On the decoder side, the erroneous bits are corrected on the basis of the relationships between the coded cues of the block. These relationships are given by the parity matrix H. The decoder uses internal metrics corresponding to the “1s” of the matrix H. The matrix H corresponds to the Tanner graph of the LDPC code comprising so-called check nodes and bit nodes, interlinked by the path of the graphs that represent the messages exchanged iteratively between the nodes thus linked. These metrics are updated row-wise (updating of the check nodes) by taking account of the internal metrics of one and the same row. Thereafter, the decoder updates these metrics column-wise (updating of the bit nodes) by taking account of the internal metrics in one and the same column and also of the corresponding cue at the input of the decoder that originates from the transmission channel. An iteration corresponds to the updating of the check nodes for all the internal metrics, followed by the updating of the bit nodes for all the internal metrics.
The decoding of a block uses several iterations. The values of the decoded bits, also called “hard decisions”, are obtained by adding together the internal metrics column-wise with the cues received and by taking the sign of the result. Stated otherwise, the sign of the result provides the value “0” or “1” of the bit while the absolute value of the result gives a confidence (probability) indication for this “0” or “1” logic value.
The LDPC-type codes are of interest since they make it possible to obtain very low bit error rates (BER) on account of the iterative nature of the decoding algorithm. Several iterative decoding algorithms exist for decoding LDPC codes, for example, a “belief propagation” (BP) classical algorithm as is well known to the person skilled in the art. That being the case, another algorithm, a “Layered Belief Propagation” algorithm or “Layered BP” is of particular interest because it uses fewer iterations than the classical BP algorithm for the same result.

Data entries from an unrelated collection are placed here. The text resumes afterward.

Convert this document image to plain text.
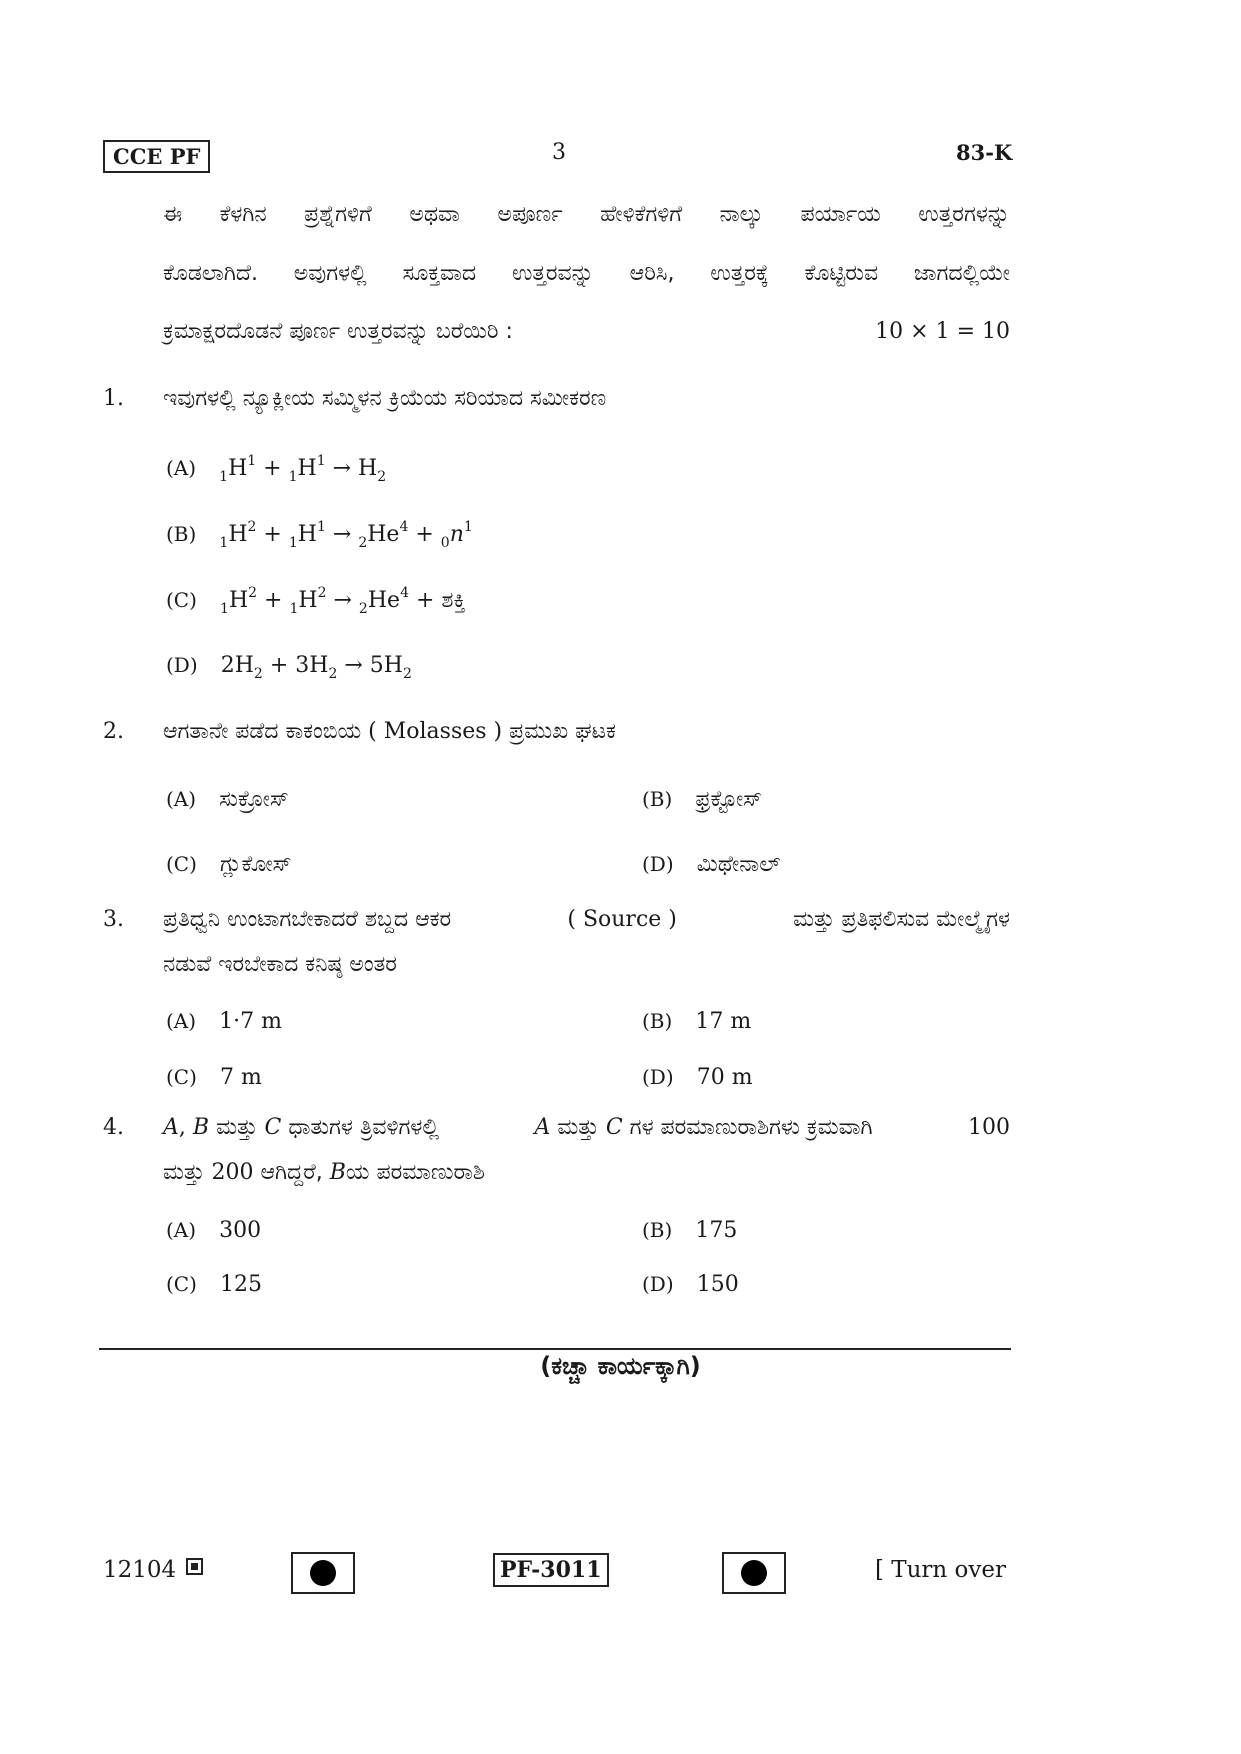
CCE PF	3	83-K
ಈ ಕೆಳಗಿನ ಪ್ರಶ್ನೆಗಳಿಗೆ ಅಥವಾ ಅಪೂರ್ಣ ಹೇಳಿಕೆಗಳಿಗೆ ನಾಲ್ಕು ಪರ್ಯಾಯ ಉತ್ತರಗಳನ್ನು
ಕೊಡಲಾಗಿದೆ. ಅವುಗಳಲ್ಲಿ ಸೂಕ್ತವಾದ ಉತ್ತರವನ್ನು ಆರಿಸಿ, ಉತ್ತರಕ್ಕೆ ಕೊಟ್ಟಿರುವ ಜಾಗದಲ್ಲಿಯೇ
ಕ್ರಮಾಕ್ಷರದೊಡನೆ ಪೂರ್ಣ ಉತ್ತರವನ್ನು ಬರೆಯಿರಿ :	10 × 1 = 10
1. ಇವುಗಳಲ್ಲಿ ನ್ಯೂಕ್ಲೀಯ ಸಮ್ಮಿಳನ ಕ್ರಿಯೆಯ ಸರಿಯಾದ ಸಮೀಕರಣ
(A) $_1H^1 + _1H^1 \to H_2$
(B) $_1H^2 + _1H^1 \to _2He^4 + _0n^1$
(C) $_1H^2 + _1H^2 \to _2He^4$ + ಶಕ್ತಿ
(D) $2H_2 + 3H_2 \to 5H_2$
2. ಆಗತಾನೇ ಪಡೆದ ಕಾಕಂಬಿಯ ( Molasses ) ಪ್ರಮುಖ ಘಟಕ
(A) ಸುಕ್ರೋಸ್	(B) ಫ್ರಕ್ಟೋಸ್
(C) ಗ್ಲುಕೋಸ್	(D) ಮಿಥೇನಾಲ್
3. ಪ್ರತಿಧ್ವನಿ ಉಂಟಾಗಬೇಕಾದರೆ ಶಬ್ದದ ಆಕರ	( Source )	ಮತ್ತು ಪ್ರತಿಫಲಿಸುವ ಮೇಲ್ಮೈಗಳ
ನಡುವೆ ಇರಬೇಕಾದ ಕನಿಷ್ಠ ಅಂತರ
(A) 1·7 m	(B) 17 m
(C) 7 m	(D) 70 m
4. A, B ಮತ್ತು C ಧಾತುಗಳ ತ್ರಿವಳಿಗಳಲ್ಲಿ	A ಮತ್ತು C ಗಳ ಪರಮಾಣುರಾಶಿಗಳು ಕ್ರಮವಾಗಿ	100
ಮತ್ತು 200 ಆಗಿದ್ದರೆ, Bಯ ಪರಮಾಣುರಾಶಿ
(A) 300	(B) 175
(C) 125	(D) 150
(ಕಚ್ಚಾ ಕಾರ್ಯಕ್ಕಾಗಿ)
12104	PF-3011	[ Turn over
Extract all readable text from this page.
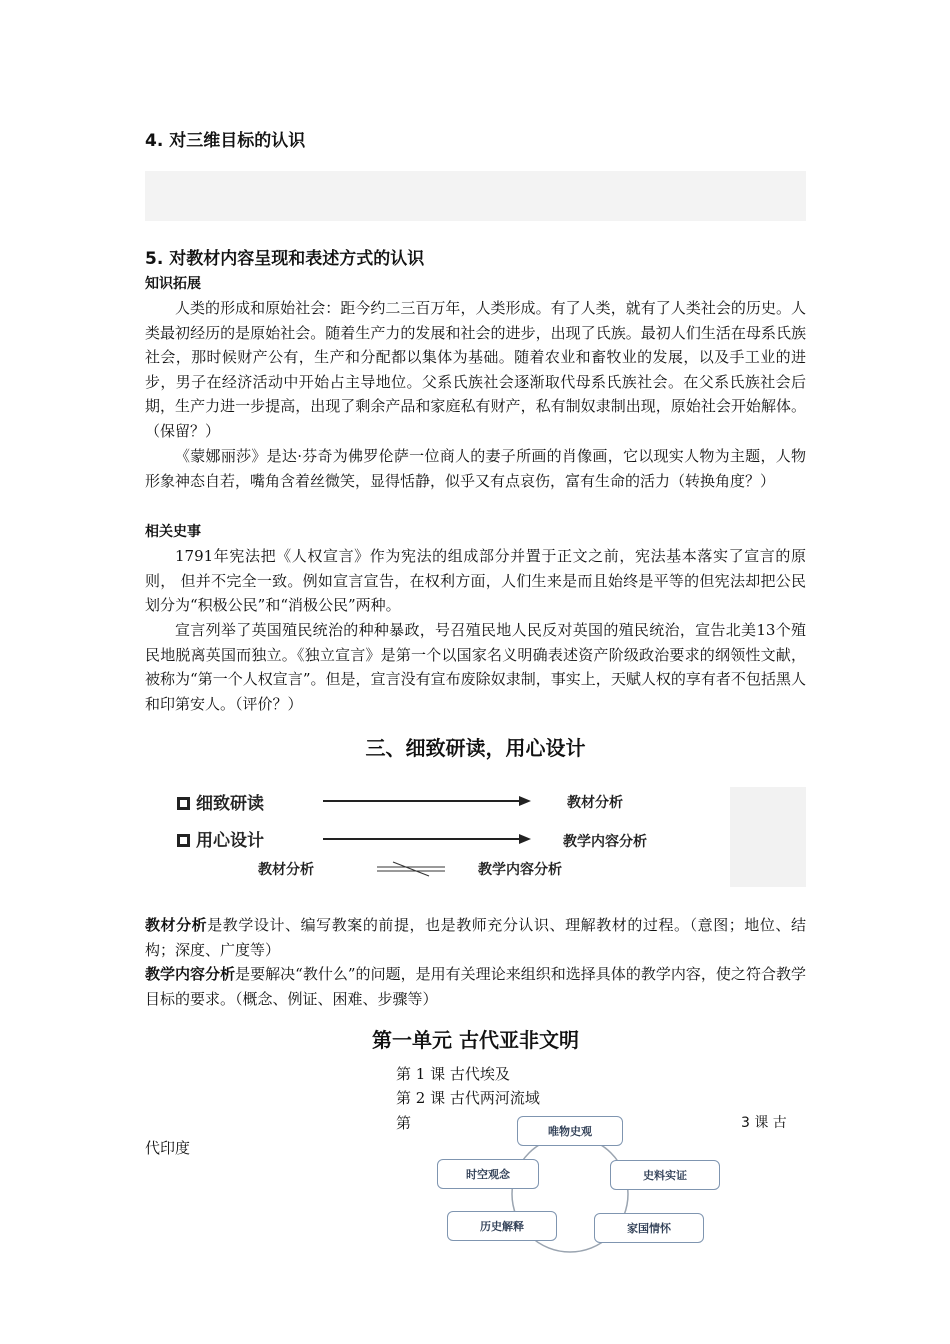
4. 对三维目标的认识
5. 对教材内容呈现和表述方式的认识
知识拓展

人类的形成和原始社会：距今约二三百万年，人类形成。有了人类，就有了人类社会的历史。人类最初经历的是原始社会。随着生产力的发展和社会的进步，出现了氏族。最初人们生活在母系氏族社会，那时候财产公有，生产和分配都以集体为基础。随着农业和畜牧业的发展，以及手工业的进步，男子在经济活动中开始占主导地位。父系氏族社会逐渐取代母系氏族社会。在父系氏族社会后期，生产力进一步提高，出现了剩余产品和家庭私有财产，私有制奴隶制出现，原始社会开始解体。（保留？）

《蒙娜丽莎》是达·芬奇为佛罗伦萨一位商人的妻子所画的肖像画，它以现实人物为主题，人物形象神态自若，嘴角含着丝微笑，显得恬静，似乎又有点哀伤，富有生命的活力（转换角度？）

相关史事

1791年宪法把《人权宣言》作为宪法的组成部分并置于正文之前，宪法基本落实了宣言的原则， 但并不完全一致。例如宣言宣告，在权利方面，人们生来是而且始终是平等的但宪法却把公民划分为“积极公民”和“消极公民”两种。

宣言列举了英国殖民统治的种种暴政，号召殖民地人民反对英国的殖民统治，宣告北美13个殖民地脱离英国而独立。《独立宣言》是第一个以国家名义明确表述资产阶级政治要求的纲领性文献，被称为“第一个人权宣言”。但是，宣言没有宣布废除奴隶制，事实上，天赋人权的享有者不包括黑人和印第安人。（评价？）

三、细致研读，用心设计
细致研读	教材分析
用心设计	教学内容分析
教材分析	教学内容分析

教材分析是教学设计、编写教案的前提，也是教师充分认识、理解教材的过程。（意图；地位、结构；深度、广度等）

教学内容分析是要解决“教什么”的问题，是用有关理论来组织和选择具体的教学内容，使之符合教学目标的要求。（概念、例证、困难、步骤等）

第一单元 古代亚非文明
第 1 课 古代埃及
第 2 课 古代两河流域
第	3 课 古
代印度
唯物史观
史料实证
家国情怀
历史解释
时空观念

More precisely, the matrix H is subdivided into layers, each formed of groups of rows. Whereas in the classical BP algorithm, the channel cues, initially equal to the cues of the received block to be decoded, are updated per column of the metrics matrix at the end of each iteration, these channel cues are, in the case of a layered decoding algorithm, updated layer by layer, and the cues updated for a current layer are used for the subsequent layer. Stated otherwise, in such a decoding algorithm of the “layered BP”, type, the updating of the check nodes is performed on a layer, then the bit nodes are updated column-wise, then the check nodes are updated on the subsequent layer before the bit nodes are updated again column-wise, and so on, and so forth.
While the implementation of such an algorithm is relatively simple to achieve when each column of a layer comprises at most a single “1”, the hardware embodiment becomes relatively complex and uses, in particular, multiplexers to perform operations several times on a previous result, when several “1s” are distributed within one and the same column of a layer. Specifically, the step of updating the check nodes will calculate, for the specific column, all the updated metrics that will thereafter be taken into account in updating the corresponding channel cue.